The Cree Nation of Wemindji is one of the nine communities under the James Bay and Northern Quebec Agreement signed on 1975 by the Cree, Inuit, Quebec government and federal government. The Cree went on an injunction to make an agreement on the project of hydro development because the Quebec government and hydro development failed to recognize the Cree's rights to their land.

In 1975, the [James Bay and Northern Quebec Agreement] between the Crown and the indigenous people in Canada was the first leading agreement since the numbered treaties of the 19th and early 20th centuries. From 1973 to 1975, this agreement was negotiated and on November 11, 1975, it was signed. As specified in the agreement, the Aboriginal people traded their rights and territorial interests for different rights and benefits. Special membership was insisted by the Aboriginal people to allow them to take charge in their local and regional government, The creation of their own health and school boards, measures for economic and community development, special regimes for police and justice and environmental protection.

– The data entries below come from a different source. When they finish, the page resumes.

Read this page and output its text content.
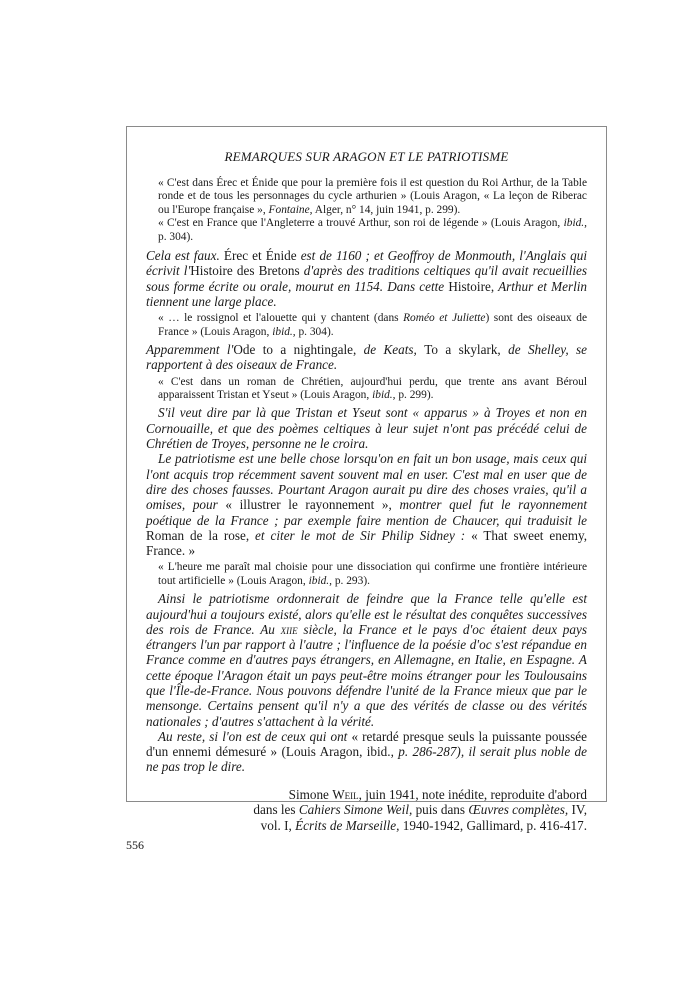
REMARQUES SUR ARAGON ET LE PATRIOTISME

« C'est dans Érec et Énide que pour la première fois il est question du Roi Arthur, de la Table ronde et de tous les personnages du cycle arthurien » (Louis Aragon, « La leçon de Riberac ou l'Europe française », Fontaine, Alger, n° 14, juin 1941, p. 299).

« C'est en France que l'Angleterre a trouvé Arthur, son roi de légende » (Louis Aragon, ibid., p. 304).

Cela est faux. Érec et Énide est de 1160 ; et Geoffroy de Monmouth, l'Anglais qui écrivit l'Histoire des Bretons d'après des traditions celtiques qu'il avait recueillies sous forme écrite ou orale, mourut en 1154. Dans cette Histoire, Arthur et Merlin tiennent une large place.

« … le rossignol et l'alouette qui y chantent (dans Roméo et Juliette) sont des oiseaux de France » (Louis Aragon, ibid., p. 304).

Apparemment l'Ode to a nightingale, de Keats, To a skylark, de Shelley, se rapportent à des oiseaux de France.

« C'est dans un roman de Chrétien, aujourd'hui perdu, que trente ans avant Béroul apparaissent Tristan et Yseut » (Louis Aragon, ibid., p. 299).

S'il veut dire par là que Tristan et Yseut sont « apparus » à Troyes et non en Cornouaille, et que des poèmes celtiques à leur sujet n'ont pas précédé celui de Chrétien de Troyes, personne ne le croira.

Le patriotisme est une belle chose lorsqu'on en fait un bon usage, mais ceux qui l'ont acquis trop récemment savent souvent mal en user. C'est mal en user que de dire des choses fausses. Pourtant Aragon aurait pu dire des choses vraies, qu'il a omises, pour « illustrer le rayonnement », montrer quel fut le rayonnement poétique de la France ; par exemple faire mention de Chaucer, qui traduisit le Roman de la rose, et citer le mot de Sir Philip Sidney : « That sweet enemy, France. »

« L'heure me paraît mal choisie pour une dissociation qui confirme une frontière intérieure tout artificielle » (Louis Aragon, ibid., p. 293).

Ainsi le patriotisme ordonnerait de feindre que la France telle qu'elle est aujourd'hui a toujours existé, alors qu'elle est le résultat des conquêtes successives des rois de France. Au xiie siècle, la France et le pays d'oc étaient deux pays étrangers l'un par rapport à l'autre ; l'influence de la poésie d'oc s'est répandue en France comme en d'autres pays étrangers, en Allemagne, en Italie, en Espagne. A cette époque l'Aragon était un pays peut-être moins étranger pour les Toulousains que l'Île-de-France. Nous pouvons défendre l'unité de la France mieux que par le mensonge. Certains pensent qu'il n'y a que des vérités de classe ou des vérités nationales ; d'autres s'attachent à la vérité.

Au reste, si l'on est de ceux qui ont « retardé presque seuls la puissante poussée d'un ennemi démesuré » (Louis Aragon, ibid., p. 286-287), il serait plus noble de ne pas trop le dire.

Simone Weil, juin 1941, note inédite, reproduite d'abord
dans les Cahiers Simone Weil, puis dans Œuvres complètes, IV,
vol. I, Écrits de Marseille, 1940-1942, Gallimard, p. 416-417.
556
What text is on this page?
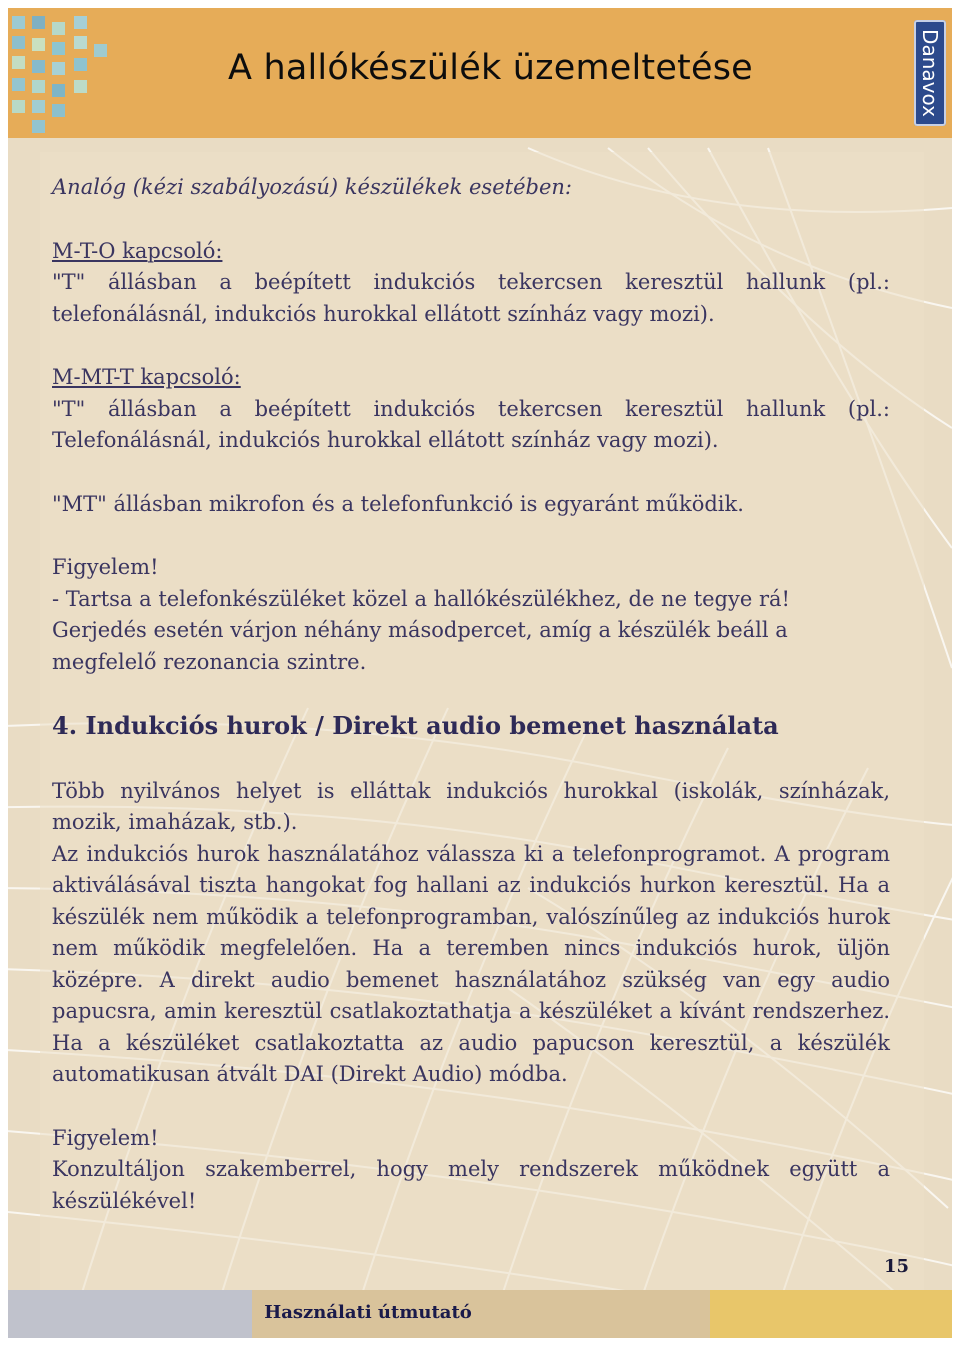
A hallókészülék üzemeltetése	Danavox
15
Használati útmutató

Analóg (kézi szabályozású) készülékek esetében:

M-T-O kapcsoló:

"T" állásban a beépített indukciós tekercsen keresztül hallunk (pl.: telefonálásnál, indukciós hurokkal ellátott színház vagy mozi).

M-MT-T kapcsoló:

"T" állásban a beépített indukciós tekercsen keresztül hallunk (pl.: Telefonálásnál, indukciós hurokkal ellátott színház vagy mozi).

"MT" állásban mikrofon és a telefonfunkció is egyaránt működik.

Figyelem!

- Tartsa a telefonkészüléket közel a hallókészülékhez, de ne tegye rá!

Gerjedés esetén várjon néhány másodpercet, amíg a készülék beáll a megfelelő rezonancia szintre.

4. Indukciós hurok / Direkt audio bemenet használata

Több nyilvános helyet is elláttak indukciós hurokkal (iskolák, színházak, mozik, imaházak, stb.).

Az indukciós hurok használatához válassza ki a telefonprogramot. A program aktiválásával tiszta hangokat fog hallani az indukciós hurkon keresztül. Ha a készülék nem működik a telefonprogramban, valószínűleg az indukciós hurok nem működik megfelelően. Ha a teremben nincs indukciós hurok, üljön középre. A direkt audio bemenet használatához szükség van egy audio papucsra, amin keresztül csatlakoztathatja a készüléket a kívánt rendszerhez. Ha a készüléket csatlakoztatta az audio papucson keresztül, a készülék automatikusan átvált DAI (Direkt Audio) módba.

Figyelem!

Konzultáljon szakemberrel, hogy mely rendszerek működnek együtt a készülékével!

The agreement allowed them to gain a technical definition of the La Grande Project which included limitations on water levels and a remedial works corporation for social, environmental damages, and relocation of the first dam. In the agreement, the land was divided into three categories. The first category of land is controlled mainly by the residents in and around the aboriginal communities. The second category known as crown land is used as hunting, fishing, and trapping territories shared between the Cree and Inuit. Lastly, the third category of land is used for traditional hunting and harvesting which was designated exclusively for Aboriginal people to use.

==Demographics==
===Languages===
There are mainly two languages in Wemindji, which are Cree and English.

==Arts and culture==
Cree have always identified themselves as iIyiyuuch which means "the people". The Cree have continued practising their traditional way of hunting, trapping and fishing. Parts of Wemindji's populations still lives off the land year round.

==Government==
Wemindji is one of the nine Cree First Nations communities of the Cree Nation of Eeyou Istchee. The Cree Nation live on the land of Eeyou Istchee, which means people's land. The people call themselves “Eeyou”. Along with their 11 Cree communities, there are over 300 traditional family hunting and trapping grounds which they call “traplines”. Each of the Cree First Nations communities have their own different and individual history. Every community through their local government is administered independently, while Cree Nation issues are discussed by the elected chiefs on the board of directors of the Grand Council of the Cree and the Council of the Cree Nation Government.

==Infrastructure==
The Cree Board of Health operates the clinic within the Cree Nation of Wemindji. The clinic provides services a variety of programs such as the awash (child) program, the uschinisuu (youth) program, chishayiuu (elder) program, Multi Service Day Centre (MSDC), Physiotherapy, Psycho-education, Nutritionist, Youth protection, Dental Services, Administration.

==Education==
The Cree School Board is a regional entity that presents all nine Cree communities. In Wemindji, the Cree School Board operates the Maquatua Eeyou School (ᐧᒫᑯᐧᑖᐤ ᐄᔨᔨᐤ ᒋᔅᑯᑎᒫᑑᑭᒥᒄ)/ Joy Ottereyes Rainbow Memorial School. The Maquatua Eeyou School is a high school and the Joy Ottereyes Rainbow Memorial School is an elementary school. The high school and elementary school have an emphasis on teaching the Cree language. English is the second language within both of the institutions.